The nurse does not need to project "absolute" concepts of health, and instead, works with the patient to cultivate a more personalized set of health-related goals and objectives that allow for cultural and personal specificity Johnson, n.
The metaparadigm of environment likewise expands the range of issues at stake in patient wellness.
Taking into account a wide variety of variables that impact well-being, the nurse is in a better position to inspire change and healing. Finally, nursing itself is a core metaparadigm that is strongly linked to theories like caring.
The provision of care via evidence-based practice but also compassionate attitudes and behaviors comprises the duties of the nurse.
Two Practice-Specific Concepts Two practice-specific concepts I would like to focus on include diversity and health promotion. Diversity refers to cultural diversity, but also to a diversity of worldviews and especially those related to health and healing.
Until fairly recently, cultural knowledge remained "largely unknown" and discredited among healthcare workers Leininger, However, ignorance of diversity detracts from patient care and can lead to unsafe incongruences between care delivery and patient needs, expectations, and goals.
Leininger therefore recognized culture as the "missing link in nursing knowledge and practice," p. When working in a diverse setting, nurses can work with their colleagues to promote cultural competency. Transcultural Nursing theory can enhance the productivity and harmoniousness of the workplace environment, as well as improve patient outcomes Leininger, Moreover, diversity in nursing promotes holistic care that converges with the four-pronged nursing metaparadigm in that it takes into account person, environment, health, and nursing care.Transcultural Caring and Human Caring Maureen Campos Helene Fuld College of Nursing Nursing Theory/ NUR December 8, Transcultural Caring and Human Caring Nursing theories are ideas organized into concepts and purposes used to guide the practice of nursing.

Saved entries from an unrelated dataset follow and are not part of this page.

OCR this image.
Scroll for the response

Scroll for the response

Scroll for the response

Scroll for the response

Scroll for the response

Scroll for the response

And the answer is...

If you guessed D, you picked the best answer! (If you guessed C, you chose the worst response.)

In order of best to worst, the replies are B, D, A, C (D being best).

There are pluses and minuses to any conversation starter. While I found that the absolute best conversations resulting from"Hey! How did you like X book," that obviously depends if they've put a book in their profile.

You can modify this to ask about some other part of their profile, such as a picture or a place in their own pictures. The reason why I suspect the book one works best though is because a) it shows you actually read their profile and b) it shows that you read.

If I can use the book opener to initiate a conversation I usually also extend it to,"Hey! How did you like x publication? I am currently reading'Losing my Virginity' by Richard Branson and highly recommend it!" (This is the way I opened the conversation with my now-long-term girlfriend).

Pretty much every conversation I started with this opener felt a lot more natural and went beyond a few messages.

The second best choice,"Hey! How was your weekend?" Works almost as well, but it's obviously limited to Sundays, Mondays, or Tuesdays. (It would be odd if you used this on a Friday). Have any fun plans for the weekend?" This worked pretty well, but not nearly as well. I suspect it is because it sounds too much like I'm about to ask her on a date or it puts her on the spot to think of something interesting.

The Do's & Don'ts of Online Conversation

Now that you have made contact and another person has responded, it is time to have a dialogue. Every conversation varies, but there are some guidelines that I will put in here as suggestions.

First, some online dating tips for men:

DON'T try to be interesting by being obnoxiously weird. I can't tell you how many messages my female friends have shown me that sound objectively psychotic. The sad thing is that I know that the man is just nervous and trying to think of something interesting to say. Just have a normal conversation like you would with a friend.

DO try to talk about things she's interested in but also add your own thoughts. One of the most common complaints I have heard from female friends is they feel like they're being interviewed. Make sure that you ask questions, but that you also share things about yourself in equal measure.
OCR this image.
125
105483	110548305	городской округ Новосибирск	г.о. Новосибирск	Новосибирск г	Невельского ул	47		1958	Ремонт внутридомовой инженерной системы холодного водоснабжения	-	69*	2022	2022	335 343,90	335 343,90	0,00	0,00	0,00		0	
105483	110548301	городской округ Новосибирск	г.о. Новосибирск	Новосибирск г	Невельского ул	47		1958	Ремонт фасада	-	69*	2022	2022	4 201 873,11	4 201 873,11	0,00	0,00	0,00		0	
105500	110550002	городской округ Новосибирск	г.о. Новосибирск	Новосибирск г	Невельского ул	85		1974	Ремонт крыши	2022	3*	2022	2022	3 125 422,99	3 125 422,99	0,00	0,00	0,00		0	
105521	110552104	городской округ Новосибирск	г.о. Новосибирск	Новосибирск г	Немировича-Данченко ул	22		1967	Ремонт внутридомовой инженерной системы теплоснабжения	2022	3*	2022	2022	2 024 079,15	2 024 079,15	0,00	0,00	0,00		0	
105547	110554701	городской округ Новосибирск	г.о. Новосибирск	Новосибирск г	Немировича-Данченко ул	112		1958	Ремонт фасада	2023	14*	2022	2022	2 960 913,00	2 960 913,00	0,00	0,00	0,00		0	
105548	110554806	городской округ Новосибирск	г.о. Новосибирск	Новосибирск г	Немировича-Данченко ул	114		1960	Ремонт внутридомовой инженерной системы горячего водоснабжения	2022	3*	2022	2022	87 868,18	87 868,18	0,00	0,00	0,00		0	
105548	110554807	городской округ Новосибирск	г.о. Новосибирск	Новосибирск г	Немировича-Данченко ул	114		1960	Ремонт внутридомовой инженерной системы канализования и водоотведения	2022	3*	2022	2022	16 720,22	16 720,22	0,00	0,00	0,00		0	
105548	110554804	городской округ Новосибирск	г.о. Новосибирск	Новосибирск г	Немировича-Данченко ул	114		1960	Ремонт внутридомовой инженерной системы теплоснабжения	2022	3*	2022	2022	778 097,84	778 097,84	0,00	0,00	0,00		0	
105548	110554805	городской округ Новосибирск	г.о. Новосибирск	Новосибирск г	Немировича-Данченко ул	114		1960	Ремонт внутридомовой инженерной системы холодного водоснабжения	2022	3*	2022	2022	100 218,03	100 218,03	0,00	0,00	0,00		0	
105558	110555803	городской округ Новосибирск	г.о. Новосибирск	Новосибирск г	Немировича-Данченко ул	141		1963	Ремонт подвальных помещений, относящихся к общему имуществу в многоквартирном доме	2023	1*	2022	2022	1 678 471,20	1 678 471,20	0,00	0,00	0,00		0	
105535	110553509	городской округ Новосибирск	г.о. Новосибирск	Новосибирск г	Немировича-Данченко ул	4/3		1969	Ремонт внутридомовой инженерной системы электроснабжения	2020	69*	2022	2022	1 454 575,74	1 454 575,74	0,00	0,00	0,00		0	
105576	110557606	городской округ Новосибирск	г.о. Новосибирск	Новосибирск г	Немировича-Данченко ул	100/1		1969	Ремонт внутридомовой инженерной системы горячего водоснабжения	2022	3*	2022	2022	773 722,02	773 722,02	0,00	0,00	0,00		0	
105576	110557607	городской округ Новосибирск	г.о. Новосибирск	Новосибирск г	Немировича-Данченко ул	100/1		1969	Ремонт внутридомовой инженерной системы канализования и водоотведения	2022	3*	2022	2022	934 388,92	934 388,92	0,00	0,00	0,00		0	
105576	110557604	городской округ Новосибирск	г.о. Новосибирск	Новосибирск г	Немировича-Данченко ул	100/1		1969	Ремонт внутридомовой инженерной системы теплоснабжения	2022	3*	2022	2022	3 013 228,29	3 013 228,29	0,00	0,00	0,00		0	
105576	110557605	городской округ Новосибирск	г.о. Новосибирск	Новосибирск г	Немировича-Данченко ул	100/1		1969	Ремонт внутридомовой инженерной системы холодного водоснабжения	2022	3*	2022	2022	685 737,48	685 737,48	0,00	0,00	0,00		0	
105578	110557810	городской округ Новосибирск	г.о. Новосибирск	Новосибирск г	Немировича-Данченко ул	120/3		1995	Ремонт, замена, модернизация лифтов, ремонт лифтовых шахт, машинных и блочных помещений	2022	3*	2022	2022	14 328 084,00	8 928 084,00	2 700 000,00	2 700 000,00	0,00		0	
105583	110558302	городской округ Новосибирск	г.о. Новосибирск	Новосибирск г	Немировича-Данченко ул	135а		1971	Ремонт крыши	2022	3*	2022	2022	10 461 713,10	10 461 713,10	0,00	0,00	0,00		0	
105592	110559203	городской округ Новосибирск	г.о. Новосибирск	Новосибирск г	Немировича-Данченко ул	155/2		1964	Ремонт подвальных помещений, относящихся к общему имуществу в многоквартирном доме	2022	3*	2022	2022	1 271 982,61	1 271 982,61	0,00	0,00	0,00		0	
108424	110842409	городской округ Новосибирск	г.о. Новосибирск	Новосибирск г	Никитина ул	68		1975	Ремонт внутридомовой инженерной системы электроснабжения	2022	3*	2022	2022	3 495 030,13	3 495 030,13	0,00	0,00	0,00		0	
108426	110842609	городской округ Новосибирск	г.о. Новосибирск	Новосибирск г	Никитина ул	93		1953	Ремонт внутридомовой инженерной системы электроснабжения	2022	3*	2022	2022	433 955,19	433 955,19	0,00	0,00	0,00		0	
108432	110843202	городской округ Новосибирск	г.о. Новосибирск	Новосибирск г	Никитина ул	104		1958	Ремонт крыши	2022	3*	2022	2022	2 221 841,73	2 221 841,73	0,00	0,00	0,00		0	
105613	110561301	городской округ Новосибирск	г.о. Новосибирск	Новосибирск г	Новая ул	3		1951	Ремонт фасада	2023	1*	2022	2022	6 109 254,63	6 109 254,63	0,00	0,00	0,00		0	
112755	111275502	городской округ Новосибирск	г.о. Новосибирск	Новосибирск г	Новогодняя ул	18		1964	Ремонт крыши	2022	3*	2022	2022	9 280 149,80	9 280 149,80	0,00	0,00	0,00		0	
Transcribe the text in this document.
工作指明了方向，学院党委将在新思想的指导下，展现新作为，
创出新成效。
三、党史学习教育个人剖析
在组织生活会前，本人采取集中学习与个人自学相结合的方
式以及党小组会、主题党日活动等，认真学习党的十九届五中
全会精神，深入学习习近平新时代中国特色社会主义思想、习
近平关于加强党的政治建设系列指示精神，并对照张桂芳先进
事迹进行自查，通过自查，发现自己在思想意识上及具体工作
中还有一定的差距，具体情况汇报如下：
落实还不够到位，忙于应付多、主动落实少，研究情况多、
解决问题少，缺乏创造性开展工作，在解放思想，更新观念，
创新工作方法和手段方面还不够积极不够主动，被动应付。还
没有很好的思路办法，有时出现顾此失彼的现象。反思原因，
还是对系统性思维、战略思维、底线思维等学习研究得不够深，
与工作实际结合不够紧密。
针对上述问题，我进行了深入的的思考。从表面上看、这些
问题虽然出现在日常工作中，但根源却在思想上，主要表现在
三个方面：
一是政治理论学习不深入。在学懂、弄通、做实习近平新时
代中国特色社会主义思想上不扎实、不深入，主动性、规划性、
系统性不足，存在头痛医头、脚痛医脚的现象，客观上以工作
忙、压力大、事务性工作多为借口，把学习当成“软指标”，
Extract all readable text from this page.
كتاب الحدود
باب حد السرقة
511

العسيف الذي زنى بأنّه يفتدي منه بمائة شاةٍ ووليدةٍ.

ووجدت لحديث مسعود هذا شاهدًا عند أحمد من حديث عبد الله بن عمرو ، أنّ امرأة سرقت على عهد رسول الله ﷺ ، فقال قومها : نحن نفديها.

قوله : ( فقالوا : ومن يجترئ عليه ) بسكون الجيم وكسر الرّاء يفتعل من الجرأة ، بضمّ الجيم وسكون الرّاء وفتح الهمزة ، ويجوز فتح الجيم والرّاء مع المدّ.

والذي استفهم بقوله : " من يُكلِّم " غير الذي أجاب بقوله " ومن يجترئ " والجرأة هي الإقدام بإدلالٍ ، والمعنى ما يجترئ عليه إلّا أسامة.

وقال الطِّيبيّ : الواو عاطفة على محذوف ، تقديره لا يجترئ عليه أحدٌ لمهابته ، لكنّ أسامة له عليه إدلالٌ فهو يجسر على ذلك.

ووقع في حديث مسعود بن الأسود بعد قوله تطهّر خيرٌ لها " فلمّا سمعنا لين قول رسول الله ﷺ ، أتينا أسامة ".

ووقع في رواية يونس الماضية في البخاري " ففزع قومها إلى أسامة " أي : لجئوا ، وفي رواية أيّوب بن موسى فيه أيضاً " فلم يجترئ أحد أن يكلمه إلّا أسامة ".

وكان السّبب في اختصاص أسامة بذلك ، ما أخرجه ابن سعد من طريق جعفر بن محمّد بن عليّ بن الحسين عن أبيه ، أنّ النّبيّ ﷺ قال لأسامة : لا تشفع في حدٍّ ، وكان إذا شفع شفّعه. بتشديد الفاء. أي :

Purpose and goals of the transcultural nursing theory. Print Reference this. Disclaimer: The combination of these systems creates the nursing profession which allows us to meet the cultural, spiritual, and physical needs of each individual.
Nursing Essay Writing Service Free Essays More Nursing Essays Examples of Our Work Nursing. Application of Nursing Theory Leininger’s Transcultural Theory The practice of nursing in today’s multicultural societies calls for nurses to identify and meet the cultural needs of diverse groups of people; to understand the social and cultural reality of the client, family, and community; to develop expertise in the implementation of culturally acceptable .
Discuss Leininger’s transcultural nursing theory. Application of Transcultural Nursing Theory. Paper instructions: This assignment incorporates the knowledge, theory, research, population assessment, and reflection skills you have acquired to assess and apply Madeline Leininger’s transcultural nursing.
The most fundamental assumption of Leininger’s () transcultural nursing theory is that culture is a ‘missing link in nursing knowledge and practice,” as well as being a “wholistic concept” that is fully relevant to evidence-based nursing (Leininger, , p. ). The “Transcultural Nursing Theory”, with its emphasis on cultural sensitivity and cultural congruence, has its limitations.
Assuming that knowledge of different cultures will improve care and services, this falls short in accounting for the structural and political aspects of the inequalities of minority ethnic people.